Berries are a luxury good, fiber-wise. The bottom four spots are all berries. Raspberries look impressive at 6.5 grams of fiber per 100 grams, but at $2.48 for a 6 ounce clamshell, you’re paying boutique prices. Five dollars buys 355 grams of fiber as split peas or 12 grams as blueberries.

The fine print on the top of the list
Two honest caveats before you fill a cart with split peas.
Whole wheat flour sits at number 1, and nobody eats flour with a spoon. It only counts if you bake, so treat it as a quiet upgrade: swap it into pancakes, muffins, and bread dough and the fiber tags along for pennies. If you want a number one you can actually put in a pot tonight, that’s split peas at number 2. Same asterisk applies to whole wheat spaghetti at number 9, except that one you can boil and eat on a Tuesday.
And ranking low doesn’t make a food bad. Berries, avocados, and Brussels sprouts bring things to the table that a bag of navy beans never will. This list answers exactly one question: where each fiber dollar goes furthest. It’s a map, not a meal plan.

How to actually use this
Don’t overhaul anything. Just let the top of the table cover the boring baseline, cheap and on autopilot, and spend your remaining grocery money on whatever you actually crave.
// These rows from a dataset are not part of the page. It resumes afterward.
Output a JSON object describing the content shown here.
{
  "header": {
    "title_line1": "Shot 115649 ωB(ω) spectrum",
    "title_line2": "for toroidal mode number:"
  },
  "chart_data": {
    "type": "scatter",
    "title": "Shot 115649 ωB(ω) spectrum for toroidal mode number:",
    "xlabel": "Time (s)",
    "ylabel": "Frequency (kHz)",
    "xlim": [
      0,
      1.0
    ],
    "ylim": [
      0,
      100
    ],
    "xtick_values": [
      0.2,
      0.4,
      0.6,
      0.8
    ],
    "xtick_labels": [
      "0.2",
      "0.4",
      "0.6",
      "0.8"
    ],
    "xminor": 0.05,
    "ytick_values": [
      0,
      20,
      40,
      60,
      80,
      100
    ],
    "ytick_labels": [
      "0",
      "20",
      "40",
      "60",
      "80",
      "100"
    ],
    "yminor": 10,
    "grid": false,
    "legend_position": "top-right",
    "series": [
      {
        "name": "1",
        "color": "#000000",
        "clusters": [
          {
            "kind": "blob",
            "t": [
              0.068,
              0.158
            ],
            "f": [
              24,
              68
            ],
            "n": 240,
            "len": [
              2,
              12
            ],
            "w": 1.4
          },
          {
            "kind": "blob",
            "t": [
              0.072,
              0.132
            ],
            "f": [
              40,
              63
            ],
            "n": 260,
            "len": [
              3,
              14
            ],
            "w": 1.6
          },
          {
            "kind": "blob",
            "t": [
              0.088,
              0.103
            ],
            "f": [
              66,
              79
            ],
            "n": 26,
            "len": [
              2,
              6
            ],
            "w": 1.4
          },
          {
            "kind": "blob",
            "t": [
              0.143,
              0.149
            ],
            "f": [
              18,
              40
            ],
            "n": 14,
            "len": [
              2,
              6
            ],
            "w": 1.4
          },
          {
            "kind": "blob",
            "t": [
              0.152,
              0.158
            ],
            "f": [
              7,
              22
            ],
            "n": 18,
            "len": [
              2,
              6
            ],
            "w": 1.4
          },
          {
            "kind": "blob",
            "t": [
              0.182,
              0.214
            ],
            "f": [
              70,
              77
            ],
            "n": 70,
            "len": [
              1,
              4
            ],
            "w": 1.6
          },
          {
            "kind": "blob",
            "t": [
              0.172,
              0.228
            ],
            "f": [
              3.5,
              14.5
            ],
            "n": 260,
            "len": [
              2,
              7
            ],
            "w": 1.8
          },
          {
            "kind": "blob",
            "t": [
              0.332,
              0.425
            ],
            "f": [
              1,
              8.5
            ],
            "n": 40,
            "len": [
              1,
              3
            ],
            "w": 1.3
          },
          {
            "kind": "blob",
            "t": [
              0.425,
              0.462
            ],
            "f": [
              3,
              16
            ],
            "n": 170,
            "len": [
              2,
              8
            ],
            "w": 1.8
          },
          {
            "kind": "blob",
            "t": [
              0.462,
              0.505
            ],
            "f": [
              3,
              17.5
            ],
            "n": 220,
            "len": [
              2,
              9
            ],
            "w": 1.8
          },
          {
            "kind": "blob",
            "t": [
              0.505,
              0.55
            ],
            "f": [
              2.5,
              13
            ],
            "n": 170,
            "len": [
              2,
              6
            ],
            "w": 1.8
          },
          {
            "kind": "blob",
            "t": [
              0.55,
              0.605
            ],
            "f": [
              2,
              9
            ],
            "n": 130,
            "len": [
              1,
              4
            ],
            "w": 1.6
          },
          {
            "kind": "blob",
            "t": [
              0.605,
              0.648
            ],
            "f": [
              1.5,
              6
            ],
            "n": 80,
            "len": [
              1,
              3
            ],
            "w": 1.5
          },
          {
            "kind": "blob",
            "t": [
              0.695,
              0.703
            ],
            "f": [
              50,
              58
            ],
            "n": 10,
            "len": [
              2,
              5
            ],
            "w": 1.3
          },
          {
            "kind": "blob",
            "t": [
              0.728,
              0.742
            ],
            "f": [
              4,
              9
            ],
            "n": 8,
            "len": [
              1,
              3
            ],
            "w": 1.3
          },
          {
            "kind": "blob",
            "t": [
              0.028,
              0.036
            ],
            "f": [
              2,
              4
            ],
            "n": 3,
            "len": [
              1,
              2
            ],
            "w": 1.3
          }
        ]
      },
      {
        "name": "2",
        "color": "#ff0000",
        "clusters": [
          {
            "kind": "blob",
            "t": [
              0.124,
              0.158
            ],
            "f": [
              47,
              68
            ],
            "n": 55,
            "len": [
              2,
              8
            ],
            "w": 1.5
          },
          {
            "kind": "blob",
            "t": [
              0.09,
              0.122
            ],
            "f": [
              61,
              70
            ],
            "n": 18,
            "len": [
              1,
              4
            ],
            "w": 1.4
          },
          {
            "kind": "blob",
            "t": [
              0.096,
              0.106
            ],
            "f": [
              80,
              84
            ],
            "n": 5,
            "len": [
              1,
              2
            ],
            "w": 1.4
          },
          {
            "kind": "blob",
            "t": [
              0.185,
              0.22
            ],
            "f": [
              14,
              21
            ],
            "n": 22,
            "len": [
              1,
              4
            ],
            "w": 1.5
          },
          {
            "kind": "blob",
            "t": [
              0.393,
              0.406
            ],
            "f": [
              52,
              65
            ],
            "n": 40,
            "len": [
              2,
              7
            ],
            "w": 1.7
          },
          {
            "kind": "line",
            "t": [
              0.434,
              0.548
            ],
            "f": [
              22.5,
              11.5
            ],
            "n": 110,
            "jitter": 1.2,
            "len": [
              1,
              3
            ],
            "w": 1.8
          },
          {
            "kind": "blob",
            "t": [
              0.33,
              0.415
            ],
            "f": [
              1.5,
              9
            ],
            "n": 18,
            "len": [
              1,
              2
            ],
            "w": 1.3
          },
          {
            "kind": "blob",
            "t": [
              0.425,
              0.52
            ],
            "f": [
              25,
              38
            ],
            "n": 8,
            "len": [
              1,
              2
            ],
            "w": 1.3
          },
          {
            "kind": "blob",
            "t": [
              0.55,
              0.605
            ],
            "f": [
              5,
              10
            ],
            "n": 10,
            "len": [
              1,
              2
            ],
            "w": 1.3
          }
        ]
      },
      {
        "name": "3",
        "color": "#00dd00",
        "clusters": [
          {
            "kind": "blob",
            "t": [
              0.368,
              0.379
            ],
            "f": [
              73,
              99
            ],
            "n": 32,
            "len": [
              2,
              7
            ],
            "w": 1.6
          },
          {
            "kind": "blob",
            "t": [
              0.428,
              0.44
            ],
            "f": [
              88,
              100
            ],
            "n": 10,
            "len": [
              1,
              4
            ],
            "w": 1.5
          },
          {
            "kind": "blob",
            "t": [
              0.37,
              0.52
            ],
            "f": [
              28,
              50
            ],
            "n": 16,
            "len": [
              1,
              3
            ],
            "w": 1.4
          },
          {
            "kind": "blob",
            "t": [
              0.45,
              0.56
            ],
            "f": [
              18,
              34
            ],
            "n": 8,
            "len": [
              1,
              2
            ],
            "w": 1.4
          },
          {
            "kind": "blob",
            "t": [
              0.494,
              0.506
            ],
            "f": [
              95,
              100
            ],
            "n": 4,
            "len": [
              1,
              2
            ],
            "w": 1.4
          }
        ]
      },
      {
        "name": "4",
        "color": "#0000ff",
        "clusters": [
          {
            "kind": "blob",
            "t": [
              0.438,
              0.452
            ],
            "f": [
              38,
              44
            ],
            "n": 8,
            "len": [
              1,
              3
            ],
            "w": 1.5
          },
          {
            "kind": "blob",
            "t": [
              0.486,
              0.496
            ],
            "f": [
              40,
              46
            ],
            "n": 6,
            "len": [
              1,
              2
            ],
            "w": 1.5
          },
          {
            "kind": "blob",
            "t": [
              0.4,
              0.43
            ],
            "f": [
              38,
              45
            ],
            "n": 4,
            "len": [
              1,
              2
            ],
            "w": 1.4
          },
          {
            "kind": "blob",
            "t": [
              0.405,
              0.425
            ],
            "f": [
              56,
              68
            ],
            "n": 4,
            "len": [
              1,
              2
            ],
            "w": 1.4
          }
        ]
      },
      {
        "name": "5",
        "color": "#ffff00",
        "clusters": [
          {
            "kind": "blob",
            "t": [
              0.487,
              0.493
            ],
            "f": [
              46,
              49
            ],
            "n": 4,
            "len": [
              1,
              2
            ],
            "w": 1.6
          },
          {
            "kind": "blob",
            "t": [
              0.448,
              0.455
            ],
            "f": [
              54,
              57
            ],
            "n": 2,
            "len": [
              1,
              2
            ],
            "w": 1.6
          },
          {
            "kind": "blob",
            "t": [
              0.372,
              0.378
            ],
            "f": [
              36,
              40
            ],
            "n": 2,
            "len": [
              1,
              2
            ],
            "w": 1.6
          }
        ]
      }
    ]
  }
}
- Pick two pantry anchors. A bag of split peas or lentils and a bag of pinto beans is maybe $5.50 and more fiber than most of us see in two weeks.
- Make oats or bran flakes the default breakfast. Both sit in the top 20 and neither requires a recipe.
- Let frozen peas be your emergency vegetable. Ninety seconds in the microwave, 17.6 grams per dollar, zero chopping.
- Buy berries because you love them. Just don’t buy them as a fiber strategy.
If you want the bigger picture on stretching a grocery budget, our healthy eating on a budget shopping list pairs well with this table.
The whole analysis comes down to one sentence: the cheapest high-fiber foods in America live in the dry goods aisle, they cost about a quarter per 100 grams, and the store has been hiding them at knee level below the fancy stuff the whole time. Now you have the receipts.